The lawsuit filed Thursday in California federal court by Ernest Simon Jr. alleges officers initiated a racially motivated traffic stop and arrested him without cause despite multiple crewmembers telling them he was an employee of the production. Simon says the officers forced him “to lie prone on an asphalt lot at gunpoint for over 20 minutes, using an overwhelming and unjustified show of force” that caused him to “legitimately (and understandably) fear that he was going to be shot at his workplace in front of his co-workers for simply being a Black man in the wrong neighborhood.”
Norma Eisenman, a representative for the police, said the department cannot comment on pending litigation.
ABC Signature, which produces Grey’s Anatomy, gave this statement to The Hollywood Reporter: “We filed a formal request then with the LAPD for an immediate investigation into this matter and for the appropriate action to be taken promptly. We were disappointed to learn that no action was taken and support Mr. Simon in his complaint.”
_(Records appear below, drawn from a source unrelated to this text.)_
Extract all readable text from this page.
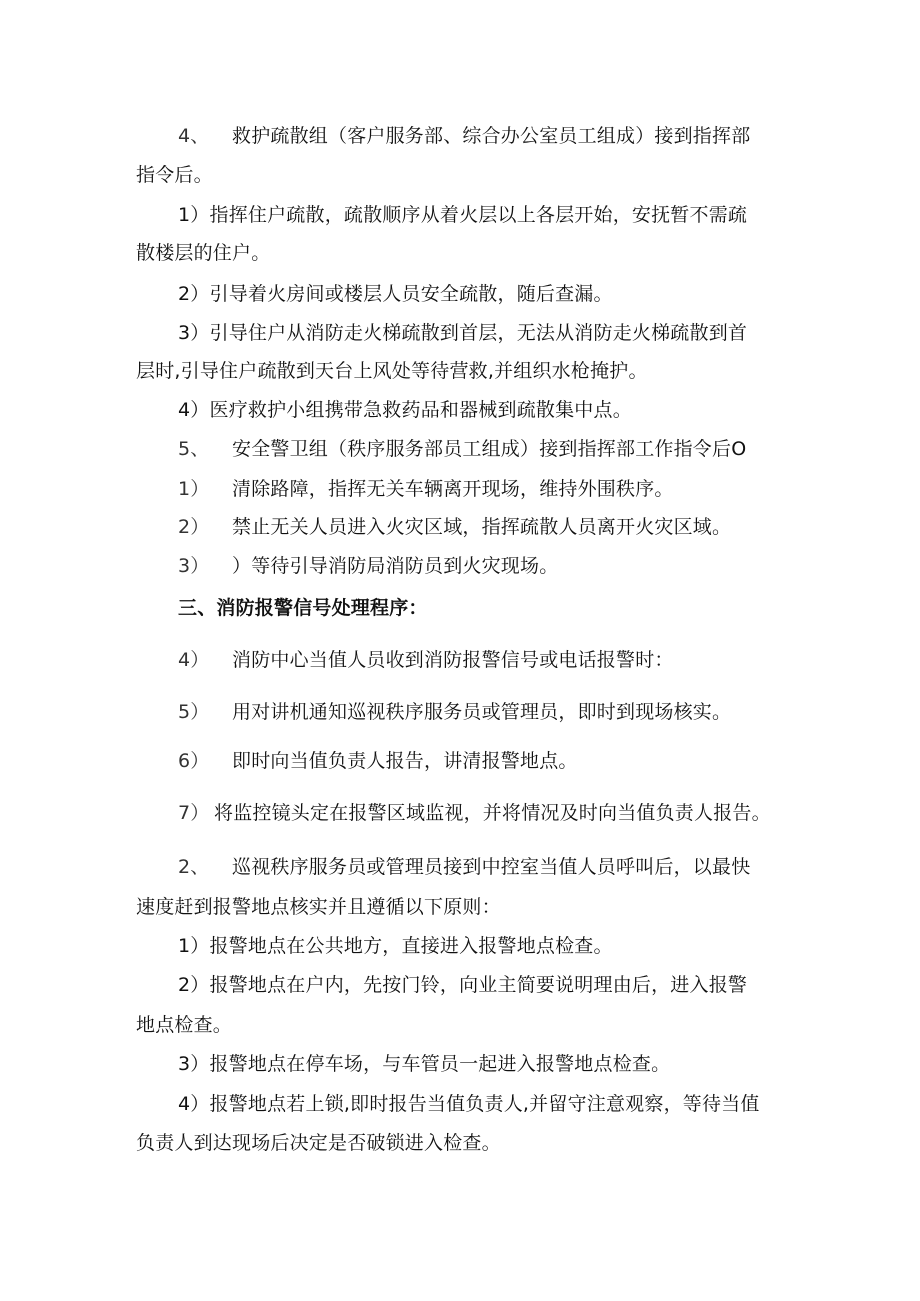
4、 救护疏散组（客户服务部、综合办公室员工组成）接到指挥部
指令后。
1）指挥住户疏散，疏散顺序从着火层以上各层开始，安抚暂不需疏
散楼层的住户。
2）引导着火房间或楼层人员安全疏散，随后查漏。
3）引导住户从消防走火梯疏散到首层，无法从消防走火梯疏散到首
层时,引导住户疏散到天台上风处等待营救,并组织水枪掩护。
4）医疗救护小组携带急救药品和器械到疏散集中点。
5、 安全警卫组（秩序服务部员工组成）接到指挥部工作指令后O
1） 清除路障，指挥无关车辆离开现场，维持外围秩序。
2） 禁止无关人员进入火灾区域，指挥疏散人员离开火灾区域。
3） ）等待引导消防局消防员到火灾现场。
三、消防报警信号处理程序：
4） 消防中心当值人员收到消防报警信号或电话报警时：
5） 用对讲机通知巡视秩序服务员或管理员，即时到现场核实。
6） 即时向当值负责人报告，讲清报警地点。
7） 将监控镜头定在报警区域监视，并将情况及时向当值负责人报告。
2、 巡视秩序服务员或管理员接到中控室当值人员呼叫后，以最快
速度赶到报警地点核实并且遵循以下原则：
1）报警地点在公共地方，直接进入报警地点检查。
2）报警地点在户内，先按门铃，向业主简要说明理由后，进入报警
地点检查。
3）报警地点在停车场，与车管员一起进入报警地点检查。
4）报警地点若上锁,即时报告当值负责人,并留守注意观察，等待当值
负责人到达现场后决定是否破锁进入检查。
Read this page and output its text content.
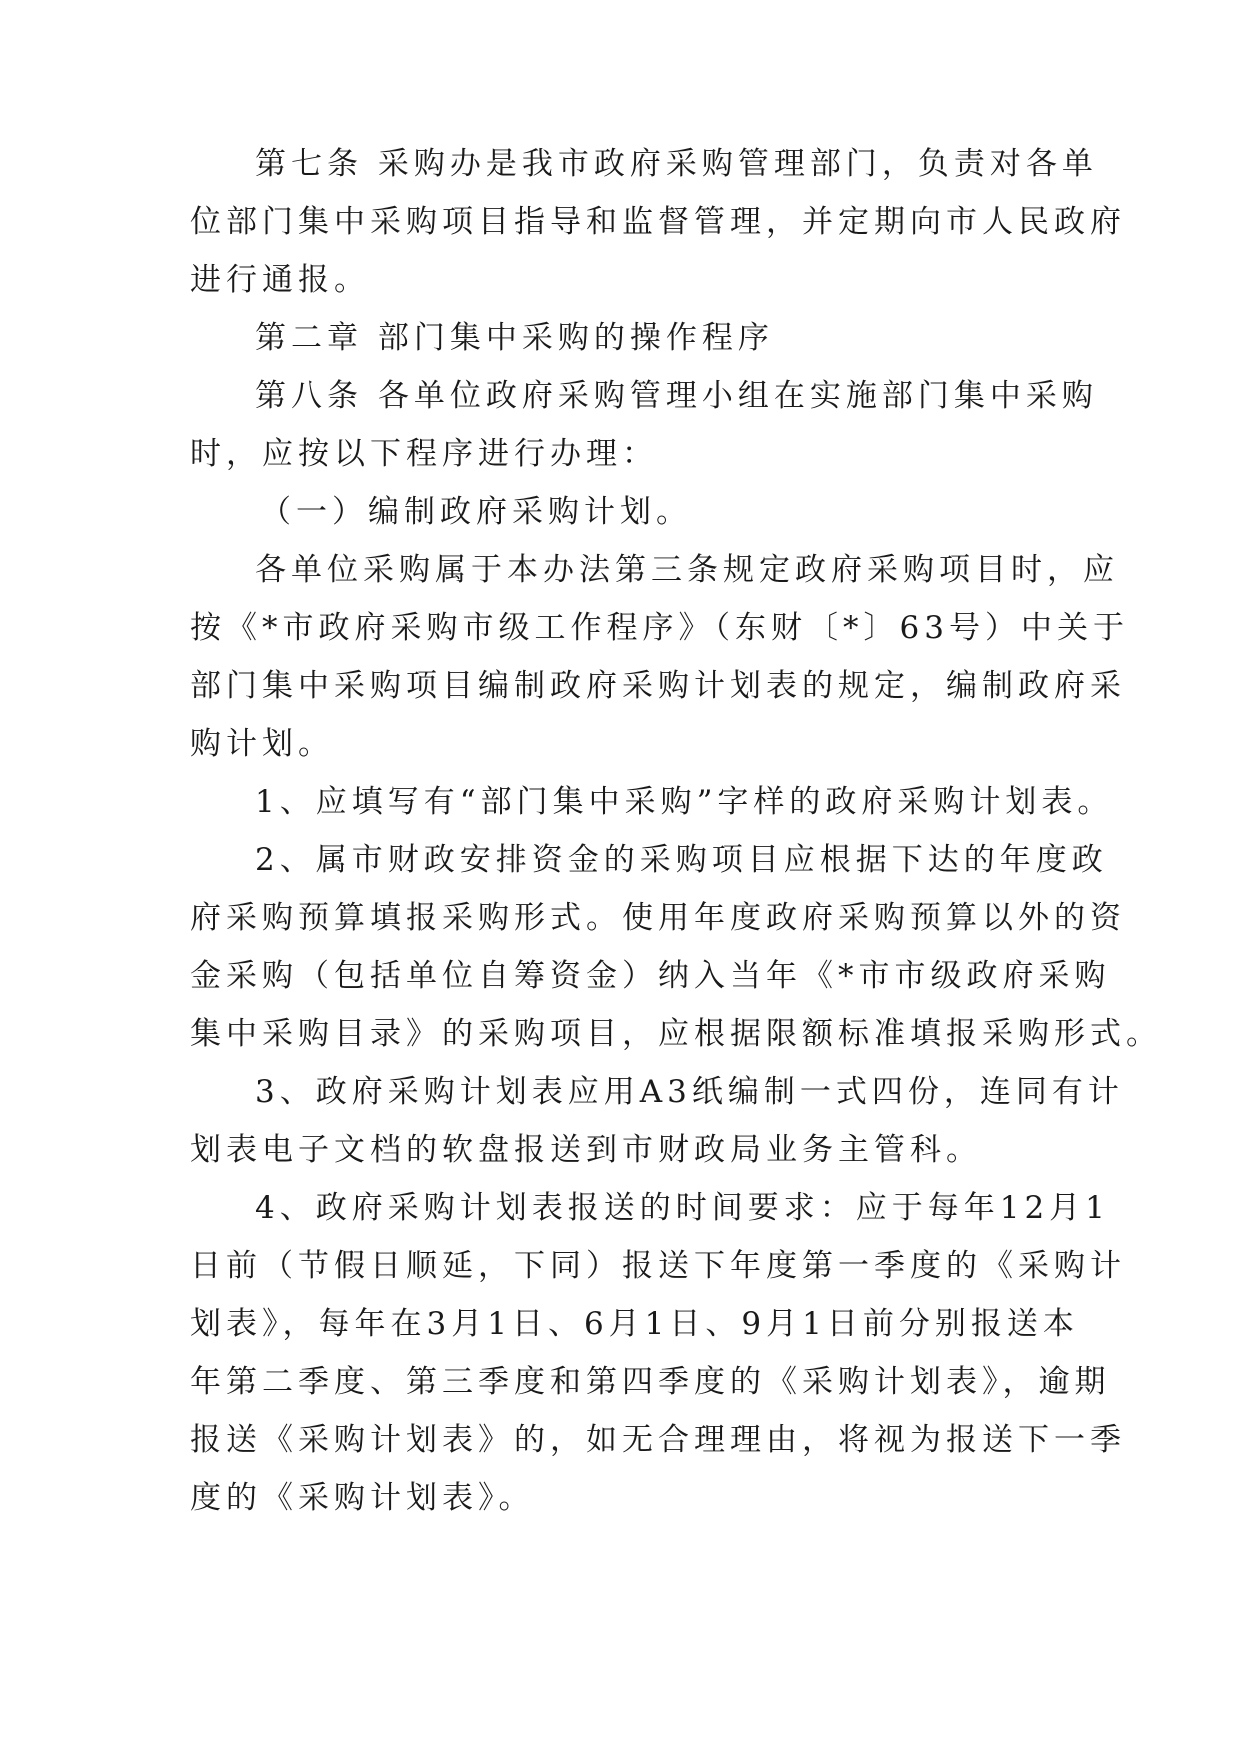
第七条 采购办是我市政府采购管理部门，负责对各单
位部门集中采购项目指导和监督管理，并定期向市人民政府
进行通报。
第二章 部门集中采购的操作程序
第八条 各单位政府采购管理小组在实施部门集中采购
时，应按以下程序进行办理：
（一）编制政府采购计划。
各单位采购属于本办法第三条规定政府采购项目时，应
按《*市政府采购市级工作程序》（东财〔*〕63号）中关于
部门集中采购项目编制政府采购计划表的规定，编制政府采
购计划。
1、应填写有“部门集中采购”字样的政府采购计划表。
2、属市财政安排资金的采购项目应根据下达的年度政
府采购预算填报采购形式。使用年度政府采购预算以外的资
金采购（包括单位自筹资金）纳入当年《*市市级政府采购
集中采购目录》的采购项目，应根据限额标准填报采购形式。
3、政府采购计划表应用A3纸编制一式四份，连同有计
划表电子文档的软盘报送到市财政局业务主管科。
4、政府采购计划表报送的时间要求：应于每年12月1
日前（节假日顺延，下同）报送下年度第一季度的《采购计
划表》，每年在3月1日、6月1日、9月1日前分别报送本
年第二季度、第三季度和第四季度的《采购计划表》，逾期
报送《采购计划表》的，如无合理理由，将视为报送下一季
度的《采购计划表》。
Simon’s encounter with LAPD in March of 2021 is one of many incidents involving Black Californians who are stopped by police at a disproportionately higher rate than other racial groups. According to the lawsuit, Simon is a driver for the production of Grey’s Anatomy and is a unionized Disney employee. His job entailed driving crewmembers and talent between the show’s filming location in Tarzana and the production’s base camp.
Simon says he noticed the LAPD vehicle at a four-way stop a short distance from the base camp and it followed him to the site.
“Given that there was no reason to suspect Mr. Simon of committing any crime or traffic violation, the decision to pursue Mr. Simon — based solely on the fact that he was an African American male lawfully driving in the predominantly white neighborhood of Tarzana, California — constitutes racial profiling and discrimination in violation of Mr. Simon’s rights under the Equal Protection Clause of the Fourteenth Amendment and California law,” writes attorney Stephen Larson in the complaint.
At the entrance of the production site, the officers were told by security that Simon was an employee and that he was driving a company van, the lawsuit says. They entered the area anyway and approached Simon with their guns drawn as he sat in the driver’s seat of the parked van.
“The Doe Officer Defendants continued to treat Mr. Simon in an overly hostile and extraordinarily dangerous manner despite pleas from several [Disney General Entertainment Content] crewmembers that Mr. Simon was an employee, that the van had been rented by DGE, and that Mr. Simon and the van were where they were supposed to be,” writes Larson. “Instead of heeding those pleas, Doe Officer Defendants yelled at the crewmembers to ‘get out of the line of fire,’ which only increased Mr. Simon’s legitimate fear for his life as he lay surrounded by at least eight LAPD officers pointing their guns in his direction.”
Simon argues that his prolonged detention in which he was forced to “lie spread eagle on the asphalt” for roughly 20 minutes, constitutes an arrest without probable cause. His suit against the City of Los Angeles, LAPD Chief of Police Michel Moore and the two unnamed officers alleges unreasonable search and seizure, excessive force and racial profiling, among other claims.
The officers had checked Simon’s license plate and were mistakenly alerted that the van he was driving matched a BMW sedan that had been reported stolen, according to the lawsuit. Jonathan Phillips, representing Simon, says his client was driving a Ford van, “which is very different.”
The LAPD has been criticized for failing to implement proper policies and practices regarding the use of automated license plate readers. In February 2020, the California State Auditor found that “Los Angeles was the most lax in its approach to authorizing ALPR user accounts” and that it doesn’t require training for users to access the system.
The complaint alleges the LAPD “failed to take any meaningful action to either hold those officers accountable or to give Mr. Simon even a semblance of justice” after investigating the incident.
Shonda Rhimes, the creator of Grey’s Anatomy, tells THR: “What happened to Mr. Simon was beyond unacceptable. It was another example of a broken system that puts valuable lives in danger and damages spirits. Shondaland stands with Mr. Simon and his family in this complaint.”